Ma l’Italia è sempre il Paese contraddittorio che conosciamo; così, ad un anno di distanza dalla Conferenza, dopo lunghe peripezie burocratiche, l’accordo che garantiva il finanziamento promesso alla Lcbc venne sottoscritto ma, ancora oggi, è congelato nelle mani della burocrazia e nulla più è stato fatto. Sarebbe penso utile che l’attuale Governo prendesse visione di una simile proposta perché forse potrebbe finalmente fare riferimento non ad una ipotesi ma ad una realtà congeniale con ciò che chiamiamo “Piano Mattei”.

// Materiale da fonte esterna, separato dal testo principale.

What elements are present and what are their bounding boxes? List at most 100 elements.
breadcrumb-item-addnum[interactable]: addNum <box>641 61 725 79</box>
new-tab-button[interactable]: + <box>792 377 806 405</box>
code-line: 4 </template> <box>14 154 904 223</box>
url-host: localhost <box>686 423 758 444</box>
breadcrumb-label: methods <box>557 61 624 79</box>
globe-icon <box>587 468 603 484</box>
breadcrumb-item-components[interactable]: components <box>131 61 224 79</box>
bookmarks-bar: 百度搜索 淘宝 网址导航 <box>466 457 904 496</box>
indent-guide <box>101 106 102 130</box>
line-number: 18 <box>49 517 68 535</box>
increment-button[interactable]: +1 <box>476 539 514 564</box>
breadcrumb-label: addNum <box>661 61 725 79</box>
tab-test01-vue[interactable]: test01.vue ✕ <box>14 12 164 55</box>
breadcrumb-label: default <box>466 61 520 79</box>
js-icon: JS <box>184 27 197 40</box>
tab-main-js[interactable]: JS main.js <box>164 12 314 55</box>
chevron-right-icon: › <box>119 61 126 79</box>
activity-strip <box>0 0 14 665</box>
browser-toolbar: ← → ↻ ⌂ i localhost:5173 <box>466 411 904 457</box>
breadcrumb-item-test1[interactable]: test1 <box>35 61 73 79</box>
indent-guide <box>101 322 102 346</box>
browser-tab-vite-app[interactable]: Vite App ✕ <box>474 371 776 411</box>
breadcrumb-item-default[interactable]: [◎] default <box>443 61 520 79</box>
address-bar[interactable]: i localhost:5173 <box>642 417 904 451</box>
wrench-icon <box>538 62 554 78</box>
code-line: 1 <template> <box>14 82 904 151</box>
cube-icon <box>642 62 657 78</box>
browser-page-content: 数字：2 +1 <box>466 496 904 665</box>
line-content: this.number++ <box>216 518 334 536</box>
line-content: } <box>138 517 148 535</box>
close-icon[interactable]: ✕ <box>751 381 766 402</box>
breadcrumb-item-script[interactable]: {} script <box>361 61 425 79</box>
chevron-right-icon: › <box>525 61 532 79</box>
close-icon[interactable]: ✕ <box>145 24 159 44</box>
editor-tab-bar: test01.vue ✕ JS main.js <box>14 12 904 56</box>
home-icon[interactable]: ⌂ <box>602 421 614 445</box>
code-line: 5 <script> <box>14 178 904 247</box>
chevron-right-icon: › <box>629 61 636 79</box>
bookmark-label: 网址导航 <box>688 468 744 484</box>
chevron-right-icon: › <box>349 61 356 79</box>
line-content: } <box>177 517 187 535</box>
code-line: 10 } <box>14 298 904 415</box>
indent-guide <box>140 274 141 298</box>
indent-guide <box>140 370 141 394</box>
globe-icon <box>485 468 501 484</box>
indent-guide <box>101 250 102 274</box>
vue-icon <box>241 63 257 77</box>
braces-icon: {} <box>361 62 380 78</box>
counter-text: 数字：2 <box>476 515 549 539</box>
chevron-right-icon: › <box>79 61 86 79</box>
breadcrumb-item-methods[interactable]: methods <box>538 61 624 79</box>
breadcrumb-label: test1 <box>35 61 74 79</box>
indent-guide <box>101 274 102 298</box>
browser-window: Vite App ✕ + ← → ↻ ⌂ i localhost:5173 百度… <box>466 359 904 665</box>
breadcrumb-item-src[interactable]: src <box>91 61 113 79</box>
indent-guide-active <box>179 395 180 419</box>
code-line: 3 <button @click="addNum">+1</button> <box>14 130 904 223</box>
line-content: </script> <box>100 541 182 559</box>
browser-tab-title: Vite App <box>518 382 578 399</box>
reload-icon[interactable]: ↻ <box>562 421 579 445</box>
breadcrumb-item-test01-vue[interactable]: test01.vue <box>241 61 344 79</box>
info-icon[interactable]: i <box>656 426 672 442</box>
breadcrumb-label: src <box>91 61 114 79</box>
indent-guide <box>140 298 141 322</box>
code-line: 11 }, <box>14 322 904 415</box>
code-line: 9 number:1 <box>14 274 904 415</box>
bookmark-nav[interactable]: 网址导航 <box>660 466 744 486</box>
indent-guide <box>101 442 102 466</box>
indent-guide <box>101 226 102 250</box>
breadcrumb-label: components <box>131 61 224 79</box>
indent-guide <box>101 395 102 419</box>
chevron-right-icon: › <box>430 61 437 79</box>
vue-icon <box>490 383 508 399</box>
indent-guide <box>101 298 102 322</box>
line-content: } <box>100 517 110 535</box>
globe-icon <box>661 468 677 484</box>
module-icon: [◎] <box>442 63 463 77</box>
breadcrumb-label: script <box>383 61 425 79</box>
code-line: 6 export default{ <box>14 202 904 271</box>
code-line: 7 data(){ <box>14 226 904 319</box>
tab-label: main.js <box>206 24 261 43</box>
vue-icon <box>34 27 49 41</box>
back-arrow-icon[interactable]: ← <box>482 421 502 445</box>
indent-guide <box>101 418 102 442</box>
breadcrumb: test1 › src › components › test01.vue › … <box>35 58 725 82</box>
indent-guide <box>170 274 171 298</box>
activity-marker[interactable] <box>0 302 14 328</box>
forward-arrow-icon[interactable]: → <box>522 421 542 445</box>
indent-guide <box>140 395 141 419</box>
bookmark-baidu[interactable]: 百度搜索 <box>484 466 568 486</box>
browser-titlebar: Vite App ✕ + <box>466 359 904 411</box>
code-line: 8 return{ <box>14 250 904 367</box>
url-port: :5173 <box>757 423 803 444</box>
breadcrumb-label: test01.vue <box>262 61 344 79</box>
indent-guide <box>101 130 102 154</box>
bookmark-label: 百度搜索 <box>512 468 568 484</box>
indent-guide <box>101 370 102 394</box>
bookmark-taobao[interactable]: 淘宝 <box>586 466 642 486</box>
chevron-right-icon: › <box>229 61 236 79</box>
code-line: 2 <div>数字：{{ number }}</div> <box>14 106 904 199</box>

Ma accanto a questa ipotesi progettuale ritengo opportuno far presente che la imprenditoria italiana ha una nutrita documentazione di progetti e di interventi realizzati nel Continente africano, ne ricordo solo alcuni:

– il raddoppio del Canale di Suez;

– nella regione di Benisciangul-Gumuz in Etiopia, circa 15 chilometri a est del confine con il Sudan. Con una potenza installata di 6,45 Gigawatt, la diga, una volta completata, sarà la più grande centrale idroelettrica in Africa, la settima al mondo;

– porto di Gibuti e asse autostradale Gibuti-Mogadiscio;

– asse ferroviario ad alta velocità Gibuti-Adis Abeba;

– diga di Inga costruita nel Congo negli anni Settanta;

– asse ferroviario ad alta velocità Il Cairo-Alessandria d’Egitto;

– asse autostradale Tobruk – Tripoli.

Questa consolidata esperienza dovrebbe quindi dare vita a un immediato incontro tra il Governo e le Società di ingegneria, le grandi Aziende e le imprese che direttamente o indirettamente hanno, nel tempo, prodotto risultati encomiabili nel Continente africano e concordare una proposta organica di azioni capaci di costruire, da subito, un incisivo e concreto Partenariato pubblico privato. È interessante, a mio avviso, che il Piano voluto da Giorgia Meloni non venga utilizzato solo come un interessante atto mediatico; lo so, non è una finalità della presidente Meloni, però è bene che la squadra di Governo e il sistema imprenditoriale italiano lo capisca.